Si rinnova la governance dell’associazione I Borghi più belli d’Italia per Abruzzo e Molise, realtà che riunisce i comuni insigniti del riconoscimento e che punta a rafforzare il lavoro congiunto sulla promozione dei centri storici e del patrimonio locale. Alla guida del nuovo organismo interregionale è stato indicato Antonio Di Marco.

Il nuovo assetto è stato presentato nelle ultime ore e coinvolge dieci componenti, scelti tra sindaci e assessori dei territori certificati. L’obiettivo dichiarato è consolidare la collaborazione tra i comuni aderenti e costruire un percorso condiviso per la valorizzazione turistica, culturale e identitaria dei borghi.

Un coordinamento per la promozione dei borghi

Il direttivo appena insediato avrà il compito di coordinare le attività dell’associazione nelle due regioni, mettendo in rete esperienze amministrative e progetti legati alla tutela dei centri storici. Tra le priorità indicate c’è il rafforzamento di una strategia comune capace di rendere più visibile l’offerta dei piccoli comuni, spesso custodi di tradizioni, architetture storiche e percorsi legati all’enogastronomia.

La nuova squadra nasce con l’intento di dare continuità al lavoro già avviato negli anni passati, ma anche di intensificare il dialogo tra le amministrazioni locali coinvolte. Il tema della promozione integrata resta centrale, soprattutto in una fase in cui i borghi vengono considerati una leva importante per attrarre visitatori e generare ricadute economiche diffuse.

Abruzzo, turismo nei centri storici e valorizzazione del territorio

Per l’Abruzzo, il rilancio della rete dei borghi rappresenta un tassello strategico all’interno delle politiche di sviluppo territoriale. I piccoli centri dell’entroterra, ma anche le località collinari e i paesi di pregio storico, sono sempre più al centro di iniziative che guardano alla qualità dell’accoglienza, alla conservazione del patrimonio e alla promozione di eventi capaci di animare i luoghi durante tutto l’anno.

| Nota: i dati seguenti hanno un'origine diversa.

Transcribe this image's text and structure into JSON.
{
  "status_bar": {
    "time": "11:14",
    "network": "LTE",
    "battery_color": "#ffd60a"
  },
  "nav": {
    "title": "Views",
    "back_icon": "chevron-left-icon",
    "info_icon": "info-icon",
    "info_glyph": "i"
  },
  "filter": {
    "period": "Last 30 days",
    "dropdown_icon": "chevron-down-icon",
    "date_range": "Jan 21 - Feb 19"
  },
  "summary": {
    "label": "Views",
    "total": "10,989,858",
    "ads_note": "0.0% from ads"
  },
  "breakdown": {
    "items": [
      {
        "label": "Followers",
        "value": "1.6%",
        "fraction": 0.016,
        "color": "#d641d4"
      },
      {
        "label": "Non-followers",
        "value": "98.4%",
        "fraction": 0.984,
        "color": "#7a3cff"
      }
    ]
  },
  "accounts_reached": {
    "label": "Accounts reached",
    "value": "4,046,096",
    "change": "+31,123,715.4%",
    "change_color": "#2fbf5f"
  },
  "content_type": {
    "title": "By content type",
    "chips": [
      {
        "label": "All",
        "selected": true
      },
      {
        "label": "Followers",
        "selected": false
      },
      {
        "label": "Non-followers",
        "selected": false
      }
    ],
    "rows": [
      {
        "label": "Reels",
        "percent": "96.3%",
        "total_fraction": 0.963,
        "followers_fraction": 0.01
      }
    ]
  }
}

Il nuovo direttivo dovrà quindi lavorare su una visione ampia, in grado di collegare le singole realtà in un percorso unitario. Un’impostazione che interessa anche il Teramano, dove il rapporto tra costa e aree interne è spesso al centro del dibattito sul turismo. Per località come Giulianova e per l’intero comprensorio provinciale, la valorizzazione dei borghi abruzzesi può rappresentare un elemento complementare all’offerta balneare, con possibili sinergie tra mare, collina e patrimonio storico.

Il ruolo del nuovo presidente Antonio Di Marco

Con la nomina di Antonio Di Marco alla presidenza, l’associazione affida la fase nuova a una figura chiamata a tenere insieme istanze diverse e territori con caratteristiche differenti. Il presidente sarà affiancato da un gruppo composto da amministratori dei comuni certificati, chiamati a portare nel direttivo esperienze e sensibilità maturate direttamente sul campo.

La composizione dell’organismo, formata da dieci membri, conferma la volontà di mantenere un legame stretto con le amministrazioni locali. Sindaci e assessori, infatti, rappresentano il punto di contatto diretto con le comunità e con le esigenze concrete dei centri aderenti alla rete.

Possibili ricadute anche per il territorio teramano

La riorganizzazione dell’associazione viene letta come un passaggio utile a rendere più incisive le azioni di promozione dei borghi dell’Abruzzo e del Molise. Un tema che può avere riflessi anche per la provincia di Teramo, dove la connessione tra itinerari culturali, paesaggio e accoglienza è sempre più importante per ampliare la stagione turistica.

In un contesto che guarda a forme di turismo sostenibile e diffuso, il lavoro della rete dei borghi può contribuire a rafforzare l’immagine dell’Abruzzo come destinazione capace di unire località costiere come Giulianova, Roseto degli Abruzzi, Tortoreto e Alba Adriatica ai centri storici dell’interno. La sfida del nuovo direttivo sarà proprio quella di trasformare questa ricchezza territoriale in una proposta coordinata e riconoscibile.